The girls (well, really present!Joy) got my Dad two toys sailboats for his birthday, and they gave them to him while we were there for Easter this weekend. The whole idea was that they could play sailboats with him (he's into sailing) whenever they visit. I start filling the tub with enough water so the keels (these are nice toys) won't scrape the bottom and the boats will actually float. I tell Lucy that she will not
be getting a bath tonight, which is an issue, because she loves baths. The water is just for the boats. I go downstairs and send my let my Dad know that the water's running, and, if he wants to play sailboats, he should make his way to the bathroom.
Several minutes later, my Dad appears at the top of the stairs.
"Are they supposed to be getting a bath?" he asks.
Nope. Grr. Lucy. Trot trot, up the stairs.
"What are you guys doing?" I say.
The sailboats are floating happily in the tub. Maddie's in her underwear. Lucy is buck naked. My Dad is standing in the hallway, his Ha! grin fixed firmly on his face.
"Lucy-" is all I get to say now, before she starts to protest.
"Dad! Argh!" She makes a good show of seeming wronged and put-upon.
Maddie stands there looking guilty.
"Lucy, I said this was not a bath."
Lucy grips the air in front of herself and shakes her arms in the universal gesture of horrible frustration.
"Dad!" she yelps. "In case I fall in!"
"It's in case I fall in! I don't what to get my clothes wet!"
Maddie nods. I can feel my Dad laughing from behind me.

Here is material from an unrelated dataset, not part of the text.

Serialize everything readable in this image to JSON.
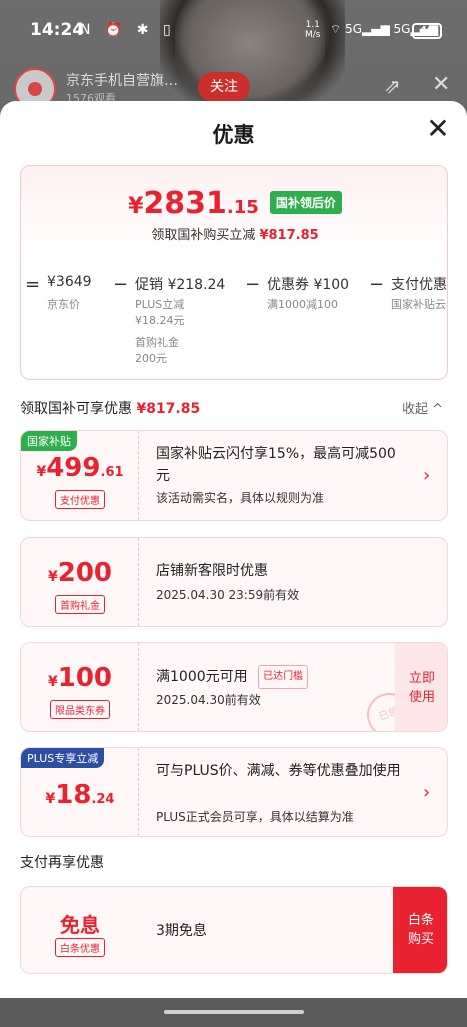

"Well at least put some underwear on," I say.
"But what if I fall in?"
If I were fresh, and not tired, I would have pointed out that she was probably planning to "fall in" on purpose, and that I knew it, etc. But, as we were near the end of a long day of traveling and visiting, I chose the way of expediency:
"We have extras."
End of discussion. Clothes back on. Sailboats were played with.